Wed, April 23, 9:00 to 10:30am MDT (9:00 to 10:30am MDT), The Colorado Convention Center, Floor: Meeting Room Level, Room 711

Abstract

Paper/ presentation summary:
Objectives or purposes: The purpose of this study is to investigate and understand students’ perceptions of discipline, safety, and belonging in an independent single-gender school in New York City. Specifically, we ask, how do Black girls in an independent school perceive school discipline and climate differently than do their non-Black peers?

Perspective(s) or theoretical framework: (citation deleted for blind review)’s model of Positive Youth Development (PYD) as well as critical race theory (Crenshaw, 1995; Delgado & Stefanic, 2017) were instrumental in our efforts to examine Black girls’ experiences of school discipline and climate through the lenses of race, culture and power.
Methods, techniques, or modes of inquiry: Our analytic process was informed by the model of Positive Youth Development and we utilized both deductive and inductive coding schemes, drawing on research around adolescent mental health, affinity spaces, and teacher diversity as well as allowing themes from participant experiences to emerge in a dimensional, collaborative and iterative process (Boyatzis, 1998; Thornberg & Charmaz, 2014).

Data sources, evidence, objects, or materials: Following our prior research, which analyzed the school’s climate survey, we conducted ten semi-structured interviews (Seidman, 2006). All ten girls of color were recruited from odd grades in the upper school. The interview protocol was designed to surface the students’ specific experiences of discipline, social groups and friendships, academic and social needs, and perceptions of socioeconomic advantage.

Results and/or substantiated conclusions or warrants for arguments/point of view: We present here a very attenuated summary of the study’s key findings. The girls’ voices shared here offer recommendations of their own in addition to implications we ground in prior research. The girls repeatedly suggested that the school needs to hire more diverse faculty and provide affinity spaces. We interpreted these recommendations as directly connected to their mental health status, and the need for more support. As a result, we urge schools to consider hiring more faculty of color, creating and supporting affinity spaces for both students and adults, focusing on mental health as a need for all students, and providing learning opportunities for faculty to develop critical consciousness in order to better facilitate student development of the same.

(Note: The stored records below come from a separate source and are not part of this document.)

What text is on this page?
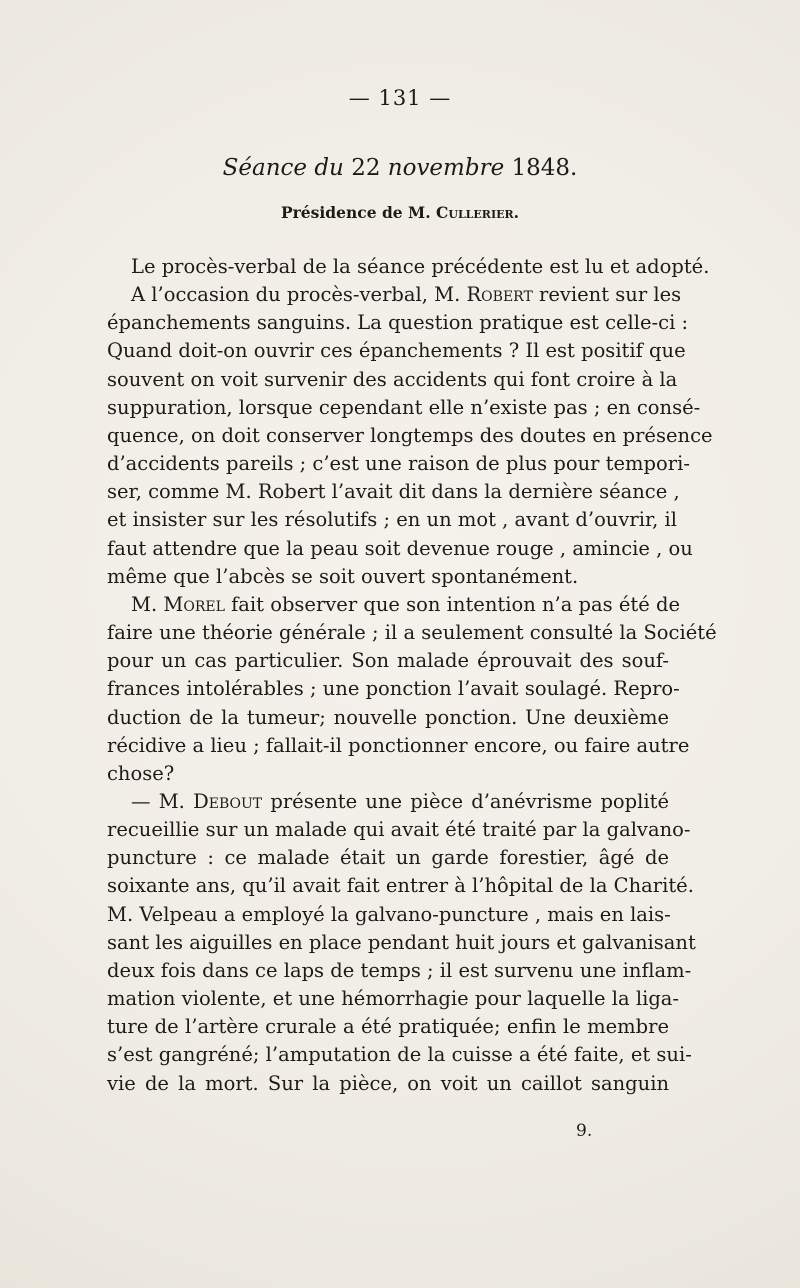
— 131 —
Séance du 22 novembre 1848.
Présidence de M. Cullerier.
Le procès-verbal de la séance précédente est lu et adopté.
A l’occasion du procès-verbal, M. Robert revient sur les
épanchements sanguins. La question pratique est celle-ci :
Quand doit-on ouvrir ces épanchements ? Il est positif que
souvent on voit survenir des accidents qui font croire à la
suppuration, lorsque cependant elle n’existe pas ; en consé-
quence, on doit conserver longtemps des doutes en présence
d’accidents pareils ; c’est une raison de plus pour tempori-
ser, comme M. Robert l’avait dit dans la dernière séance ,
et insister sur les résolutifs ; en un mot , avant d’ouvrir, il
faut attendre que la peau soit devenue rouge , amincie , ou
même que l’abcès se soit ouvert spontanément.
M. Morel fait observer que son intention n’a pas été de
faire une théorie générale ; il a seulement consulté la Société
pour un cas particulier. Son malade éprouvait des souf-
frances intolérables ; une ponction l’avait soulagé. Repro-
duction de la tumeur; nouvelle ponction. Une deuxième
récidive a lieu ; fallait-il ponctionner encore, ou faire autre
chose?
— M. Debout présente une pièce d’anévrisme poplité
recueillie sur un malade qui avait été traité par la galvano-
puncture : ce malade était un garde forestier, âgé de
soixante ans, qu’il avait fait entrer à l’hôpital de la Charité.
M. Velpeau a employé la galvano-puncture , mais en lais-
sant les aiguilles en place pendant huit jours et galvanisant
deux fois dans ce laps de temps ; il est survenu une inflam-
mation violente, et une hémorrhagie pour laquelle la liga-
ture de l’artère crurale a été pratiquée; enfin le membre
s’est gangréné; l’amputation de la cuisse a été faite, et sui-
vie de la mort. Sur la pièce, on voit un caillot sanguin
9.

Scientific or scholarly significance of the study or work: This study offers a substantive contribution to extant research on gendered and racialized experiences of identity, school discipline, and school climate. First and foremost, we are committed to supporting the positive academic, social, and emotional development of Black girls in this particular school through their character, competence, contribution, confidence, and connection as well as resistance and resilience (citation deleted for blind review). In our active allyship, we respond to multiple calls for research and practice to both center, value, and reframe the experiences of Black girls and to build capacity for systemic change (Watson, 2016). Finally, we call out some of the ways independent schools induce experiences of difference and privilege along the lines of race, gender, wealth, and the intersections of those identities.